Il risparmiatore chiedeva, infine, di dichiarare l’eccezione di incostituzionalità dell’art. 173 DPR 156/1973 se non ricondotto a una interpretazione adeguatrice al disposto degli artt. 3, 43, 47 e 97 della Costituzione che consenta al risparmiatore di non sottoscrivere la clausola di variazione dei tassi di interesse nel corso del rapporto e di recedere dal contratto, all’esito dell’adempimento degli obblighi informativi speculari al potere di variazione dei tassi da parte della pubblica amministrazione. (ricordando peraltro che la società è una società di diritto privato dal 1994 -S.P.A.- le cui azioni sono quotate sul listino di Borsa Italiana dal 27.10.2015 e sono così detenute: 35,74% privati - 29,26% Ministero Economia e Finanze - 35% Cassa Depositi e Prestiti S.p.A.).

In relazione a tale ultimo aspetto, ad avviso della difesa del ricorrente, il risparmiatore aveva diritto di essere informato della possibile successiva variabilità dei tassi di interesse per effetto di un’eventuale posteriore determinazione in tal senso e, trattandosi di clausola vessatoria, la stessa doveva essere accettata per iscritto.

In assenza di tale prova alla società Poste Italiane doveva addebitarsi una responsabilità contrattuale per non aver provato di aver esposto, nei locali aperti al pubblico, un avviso sulle condizioni praticate.

Veniva contestato, inoltre, il riferimento all’art. 1339 c.c. il quale prevede l’inserimento automatico delle clausole solo in base ad un intervento legislativo mentre, nel caso di specie, era avvenuto in base ad un atto amministrativo.

Anche il secondo motivo viene dichiarato infondato partendo dalla qualificazione dei buoni postali fruttiferi quali titoli di legittimazione ex art. 2002 c.c., la Corte sostiene che gli stessi possano essere integrati dall’esterno ex art. 1339 c.c. e che, pertanto, non possa applicarsi la “disciplina di tutela dei consumatori che si estrinseca nel meccanismo della sottoscrizione separata delle clausole vessatorie o nella imposizione di obblighi informativi personalizzati cui riconnettere facoltà e diritti intesi a garantire la libera autodeterminazione, nella specie, dei risparmiatori anche nel corso del rapporto”.

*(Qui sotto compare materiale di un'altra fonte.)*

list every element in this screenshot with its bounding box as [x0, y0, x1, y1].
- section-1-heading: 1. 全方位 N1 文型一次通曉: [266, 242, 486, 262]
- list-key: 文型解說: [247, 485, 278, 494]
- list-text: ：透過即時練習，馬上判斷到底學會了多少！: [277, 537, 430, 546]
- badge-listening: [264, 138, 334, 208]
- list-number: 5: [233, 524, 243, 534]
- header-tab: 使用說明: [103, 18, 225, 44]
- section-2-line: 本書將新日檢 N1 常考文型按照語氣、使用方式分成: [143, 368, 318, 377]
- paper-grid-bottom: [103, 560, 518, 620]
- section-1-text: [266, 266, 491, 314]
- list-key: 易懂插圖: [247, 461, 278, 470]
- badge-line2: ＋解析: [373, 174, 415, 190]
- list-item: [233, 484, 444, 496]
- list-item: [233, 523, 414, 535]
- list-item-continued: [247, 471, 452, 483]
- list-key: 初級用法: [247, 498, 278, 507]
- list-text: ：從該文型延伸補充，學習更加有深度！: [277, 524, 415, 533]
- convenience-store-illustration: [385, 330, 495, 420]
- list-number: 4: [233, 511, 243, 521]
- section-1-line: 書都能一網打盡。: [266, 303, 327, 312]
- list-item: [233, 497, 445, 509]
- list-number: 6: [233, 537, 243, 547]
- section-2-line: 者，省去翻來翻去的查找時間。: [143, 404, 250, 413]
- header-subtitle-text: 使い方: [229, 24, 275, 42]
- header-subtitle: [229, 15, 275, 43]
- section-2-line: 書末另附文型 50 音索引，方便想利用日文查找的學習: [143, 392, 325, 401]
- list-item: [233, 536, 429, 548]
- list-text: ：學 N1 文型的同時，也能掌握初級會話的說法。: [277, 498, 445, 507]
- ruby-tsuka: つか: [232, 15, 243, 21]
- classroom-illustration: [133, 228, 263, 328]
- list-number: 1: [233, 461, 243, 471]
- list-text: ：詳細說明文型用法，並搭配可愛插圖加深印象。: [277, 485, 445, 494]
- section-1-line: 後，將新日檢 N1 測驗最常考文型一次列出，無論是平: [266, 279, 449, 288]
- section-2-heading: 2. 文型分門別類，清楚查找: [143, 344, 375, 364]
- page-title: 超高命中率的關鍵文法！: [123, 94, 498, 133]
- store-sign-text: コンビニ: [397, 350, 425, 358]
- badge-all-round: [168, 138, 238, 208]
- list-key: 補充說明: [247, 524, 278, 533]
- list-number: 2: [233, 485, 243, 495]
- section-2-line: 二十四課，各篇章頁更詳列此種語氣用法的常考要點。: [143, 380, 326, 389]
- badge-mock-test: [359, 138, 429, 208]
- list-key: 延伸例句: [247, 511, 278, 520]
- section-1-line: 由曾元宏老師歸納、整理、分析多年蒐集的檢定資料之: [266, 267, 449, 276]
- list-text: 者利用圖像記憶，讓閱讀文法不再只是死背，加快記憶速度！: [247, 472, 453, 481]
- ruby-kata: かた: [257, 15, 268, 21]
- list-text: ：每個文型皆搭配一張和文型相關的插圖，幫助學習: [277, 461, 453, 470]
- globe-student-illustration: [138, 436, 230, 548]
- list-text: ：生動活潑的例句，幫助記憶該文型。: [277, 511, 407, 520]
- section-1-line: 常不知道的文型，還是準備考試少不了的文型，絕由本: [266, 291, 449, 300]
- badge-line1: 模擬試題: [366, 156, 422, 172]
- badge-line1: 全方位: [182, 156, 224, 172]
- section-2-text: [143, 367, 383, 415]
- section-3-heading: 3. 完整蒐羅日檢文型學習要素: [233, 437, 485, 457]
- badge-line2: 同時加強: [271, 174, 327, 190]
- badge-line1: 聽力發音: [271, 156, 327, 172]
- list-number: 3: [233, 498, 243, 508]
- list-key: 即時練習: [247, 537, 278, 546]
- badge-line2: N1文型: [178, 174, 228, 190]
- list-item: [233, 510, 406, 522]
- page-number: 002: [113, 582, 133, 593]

Analizzando l’eccezione di incostituzionalità, inoltre, la Corte ha ritenuto di dichiarare non solo “impraticabile la proposta interpretazione adeguatrice ma anche infondate le eccezioni di incostituzionalità che, oltre a non trovare alcun sostegno nella giurisprudenza della Corte Costituzionale […] non attingono dalla illustrazione del ricorrente alcun concreto riferimento al dato normativo invocato”.

Si segnala, da ultimo, che il ricorso incidentale proposto da Cassa Depositi e Prestiti, all’interno del presente procedimento, circa il difetto di giurisdizione del giudice ordinario in favore del giudice amministrativo nonché la violazione ex art. 360, c. 1, n. 1 c.p.c. per la violazione e la falsa applicazione dell’art. 5 c. 3 D.L. 269/2003, (convertito in L. 326/2003 e del D.M. 5.12.2003) per il difetto di legittimazione passiva del Ministero dell’Economia e delle Finanze, è stato considerato assorbito per carenza di interesse.